Güray Demir başından beri sıraladığım şeylerin hepsini yaşayan bir adamdı. Bütün mesai arkadaşlarımız buna gönülden şahitlik eder. Çocukların oyun enerjisine bir de Güray’ın çalışma temposuna akıl erdiremedim bir türlü. Hangi işi yaparken görseniz, dünyanın en önemli meselesini çözmeye çalıştığını sanabilirdiniz. Büyük küçük demez her konuya aynı ciddiyetle bakardı.
Yazı işleri çalışanlarının boynuna ‘ateşle yaklaşmayın’ tabelası asılsa yeridir; en küçük kıvılcımda büyük patlamalar yaşanır. Güray’ın kimseyle tartıştığını görmedim. Elbette işin stresiyle yönelenler olmuştur, lakin hepsi onun buzdağını andıran sükunetinde soğuyup giderdi. Küçükleri ve astları dahil herkese aynı saygıyla yaklaştığı için mukabilinde çalıştığı yerin en saygıdeğer adamlarından biri olurdu.
Bir kaç saat oldu öğrendiğim; Güray artık gitmiş. Uzun süredir mücadele ettiği hastalığa yenik düşmüş. Hepimizi bekleyen son; bizim için sürpriz değil. Buranın meşakkat yurdu olduğunun bilincindeyiz, gidilen yerin daha güzel olduğuna inanıyoruz. Ama yine de içimiz acıyor, yüreğimiz burkuluyor. Tıpkı oğlu ibrahimin kabri başında ‘kalp hüzünlenir, göz yaşarır’ diyen Peygamberimiz (as) gibi… en acısı pek çok sevinci ve hüznü, hayatın önemli kesitlerini paylaştığın bir kader arkadaşını son yolculuğunda yalnız bırakmak, görevlerini yerine getirememek. Çocuklarını ve eşini teselli edememek.

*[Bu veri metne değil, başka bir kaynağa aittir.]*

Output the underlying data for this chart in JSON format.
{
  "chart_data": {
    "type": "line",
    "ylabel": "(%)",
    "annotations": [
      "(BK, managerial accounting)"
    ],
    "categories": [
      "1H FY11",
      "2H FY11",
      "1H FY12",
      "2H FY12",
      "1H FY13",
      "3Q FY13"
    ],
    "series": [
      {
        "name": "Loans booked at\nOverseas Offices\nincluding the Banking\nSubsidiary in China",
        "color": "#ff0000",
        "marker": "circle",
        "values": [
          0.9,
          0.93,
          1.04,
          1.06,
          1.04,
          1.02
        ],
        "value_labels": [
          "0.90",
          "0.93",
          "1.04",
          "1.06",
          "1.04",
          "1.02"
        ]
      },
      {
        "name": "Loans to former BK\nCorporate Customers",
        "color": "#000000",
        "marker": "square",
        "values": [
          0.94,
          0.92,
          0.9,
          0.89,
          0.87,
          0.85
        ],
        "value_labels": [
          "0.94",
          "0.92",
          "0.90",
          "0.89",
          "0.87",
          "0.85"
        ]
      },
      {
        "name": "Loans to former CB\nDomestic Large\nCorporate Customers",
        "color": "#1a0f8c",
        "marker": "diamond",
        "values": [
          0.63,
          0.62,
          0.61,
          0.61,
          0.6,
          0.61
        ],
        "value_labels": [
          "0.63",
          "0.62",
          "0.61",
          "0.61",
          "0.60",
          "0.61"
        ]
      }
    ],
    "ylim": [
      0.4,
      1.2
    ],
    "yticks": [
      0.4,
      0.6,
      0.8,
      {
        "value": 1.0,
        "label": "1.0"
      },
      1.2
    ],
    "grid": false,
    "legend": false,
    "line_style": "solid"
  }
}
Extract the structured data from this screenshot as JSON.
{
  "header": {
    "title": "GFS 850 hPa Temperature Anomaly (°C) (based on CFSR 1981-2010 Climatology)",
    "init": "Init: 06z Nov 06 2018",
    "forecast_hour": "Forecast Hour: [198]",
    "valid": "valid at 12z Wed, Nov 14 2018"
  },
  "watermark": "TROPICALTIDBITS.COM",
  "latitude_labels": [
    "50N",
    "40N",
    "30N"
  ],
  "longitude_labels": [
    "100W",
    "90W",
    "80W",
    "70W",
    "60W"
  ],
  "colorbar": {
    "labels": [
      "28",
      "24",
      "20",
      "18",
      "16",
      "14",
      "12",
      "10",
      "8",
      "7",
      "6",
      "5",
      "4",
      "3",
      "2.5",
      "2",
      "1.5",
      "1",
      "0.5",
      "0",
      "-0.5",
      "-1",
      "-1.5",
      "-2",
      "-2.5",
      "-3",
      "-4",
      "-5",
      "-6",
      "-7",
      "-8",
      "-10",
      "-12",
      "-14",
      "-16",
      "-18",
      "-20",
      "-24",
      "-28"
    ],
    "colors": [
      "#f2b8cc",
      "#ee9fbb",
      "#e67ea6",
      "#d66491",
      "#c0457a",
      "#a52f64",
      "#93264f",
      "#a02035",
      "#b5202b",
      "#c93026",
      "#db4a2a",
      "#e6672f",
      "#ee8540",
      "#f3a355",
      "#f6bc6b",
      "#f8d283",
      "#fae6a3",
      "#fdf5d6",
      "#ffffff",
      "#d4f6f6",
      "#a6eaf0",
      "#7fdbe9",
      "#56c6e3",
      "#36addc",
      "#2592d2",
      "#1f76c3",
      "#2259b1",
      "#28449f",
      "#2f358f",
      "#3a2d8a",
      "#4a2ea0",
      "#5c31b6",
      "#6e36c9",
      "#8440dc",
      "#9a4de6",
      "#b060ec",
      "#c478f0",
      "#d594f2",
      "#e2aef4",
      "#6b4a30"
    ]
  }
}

Katmerli gurbetin en zor anı dostlara uzaktan veda etmek…
KİMDİR | GÜRAY DEMİR
1968 yılında Muğla’nın Yatağan ilçesinde dünyaya geldi. İlkokulu Yatağan’ın Yeşilbağcılar kasabasında, liseyi Isparta’nın Keçiborlu ilçesinde bitirdi. 1991 yılında Ege Üniversitesi Basın Yayın Yüksekokulu Radyo Televizyon Bölümünden mezun oldu. 2 yıl kadar İzmir TRT’de dış yapımcı olarak çalıştıktan sonra Zaman gazetesinde muhabir olarak işe başladı.
2009 yılı sonuna kadar Zaman gazetesinde çalıştı. İç Haberler Editörlüğü ve Ege Bölge Haber Müdürlüğü görevlerinde bulunduktan sonra 2009’un Ağustos ayında Cihan Haber Ajansı’na geçti. Cihan Haber Ajansı’nda İç Haberler Editörü olarak görev yaptı. Zaman ve Cihan’a kayyım atanması kararı sonrası Muhabir Ajansı’nın kurucuları arasında yer aldı. Evli ve üç çocuk babası.